While writing THE BONANZA KING, I became fascinated with the techniques and technology of Comstock mining. Here are some diagrams to help explain the square-set timbering technique invented in late 1860 by mining engineer Philipp Deidesheimer that made it possible to extract the Comstock Lode’s colossal ore bodies. (Clicking on the images should enlarge them for more detailed examination.) The internal structure of a honeycomb gave Deidesheimer the crucial inspiration.

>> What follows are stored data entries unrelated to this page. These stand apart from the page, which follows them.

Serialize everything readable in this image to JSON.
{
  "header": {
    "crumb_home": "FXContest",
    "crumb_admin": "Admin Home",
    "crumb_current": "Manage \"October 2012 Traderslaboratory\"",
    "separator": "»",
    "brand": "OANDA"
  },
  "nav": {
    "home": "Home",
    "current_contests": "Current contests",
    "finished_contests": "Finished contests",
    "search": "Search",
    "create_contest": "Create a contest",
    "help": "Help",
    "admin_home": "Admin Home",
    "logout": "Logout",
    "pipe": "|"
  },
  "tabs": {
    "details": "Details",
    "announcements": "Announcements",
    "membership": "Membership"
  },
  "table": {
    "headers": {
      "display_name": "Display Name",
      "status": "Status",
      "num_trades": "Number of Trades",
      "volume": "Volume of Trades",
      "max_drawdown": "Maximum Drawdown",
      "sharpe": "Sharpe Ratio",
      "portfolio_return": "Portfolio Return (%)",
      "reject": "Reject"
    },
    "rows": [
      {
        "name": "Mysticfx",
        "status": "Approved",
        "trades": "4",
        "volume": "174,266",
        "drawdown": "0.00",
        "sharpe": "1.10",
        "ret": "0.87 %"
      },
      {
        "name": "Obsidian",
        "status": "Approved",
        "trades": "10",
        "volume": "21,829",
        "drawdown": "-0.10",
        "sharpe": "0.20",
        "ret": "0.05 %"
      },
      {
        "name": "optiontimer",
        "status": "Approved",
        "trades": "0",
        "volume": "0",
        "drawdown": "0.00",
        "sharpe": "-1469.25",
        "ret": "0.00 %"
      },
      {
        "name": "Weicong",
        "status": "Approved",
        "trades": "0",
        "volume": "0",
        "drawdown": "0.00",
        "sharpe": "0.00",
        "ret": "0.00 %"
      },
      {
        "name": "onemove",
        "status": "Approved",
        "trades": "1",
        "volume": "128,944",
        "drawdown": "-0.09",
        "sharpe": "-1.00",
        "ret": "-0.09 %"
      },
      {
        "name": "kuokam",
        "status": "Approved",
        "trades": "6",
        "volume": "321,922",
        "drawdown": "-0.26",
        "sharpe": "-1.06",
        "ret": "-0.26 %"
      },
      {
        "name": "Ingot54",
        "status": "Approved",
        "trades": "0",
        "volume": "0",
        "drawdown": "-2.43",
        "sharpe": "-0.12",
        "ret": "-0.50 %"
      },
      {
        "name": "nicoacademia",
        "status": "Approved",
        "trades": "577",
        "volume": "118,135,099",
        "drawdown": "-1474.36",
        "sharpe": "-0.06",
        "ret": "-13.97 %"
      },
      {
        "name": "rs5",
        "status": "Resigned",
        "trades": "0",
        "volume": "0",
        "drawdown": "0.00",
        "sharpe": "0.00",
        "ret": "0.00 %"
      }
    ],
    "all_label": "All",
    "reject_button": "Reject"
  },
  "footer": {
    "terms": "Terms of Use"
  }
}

This diagram clearly shows how “wall plates” and “angle braces” were used to shore a “dipping” ore body:
This next one shows how miners could use the square set technique to stope out ore in depth, on multiple “floors” (each line of square sets) and “levels” (from each of the shaft stations, generally at 100 foot intervals) at the same time. Comstock miners thus gutted an ore body with speed that would have astonished previous generations of miners:
Below is a standard Comstock mineshaft as they were constructed once “second line shafts” started going down. (Those were the shafts that were sunk east of the “croppings,” prime examples being the Gould & Curry’s “Bonner Shaft,” the Savage’s “Curtis Shaft,” and the “Fair Shaft” at the Hale & Norcross. Those three were named for the men who superintended their “sinking.”) They had three or four compartments. Two compartments for hoisting, one for pumping, and one for sinking. Three compartment shafts omitted the sinking compartment, the one through which the work of sinking the shaft to another station was done. It’s apparent that Deidesheimer’s square set technique inspired their construction. If you look carefully, you can see the “guide rods” running down the sides of the two hoisting compartments and the sinking compartment. The guide rods were embraced by the “ears” of the cage frames, iron flanges that guided the cages up and down the shafts. (I’ll go into greater detail on the shafts, cages, and hoisting and pumping apparatuses in another post.)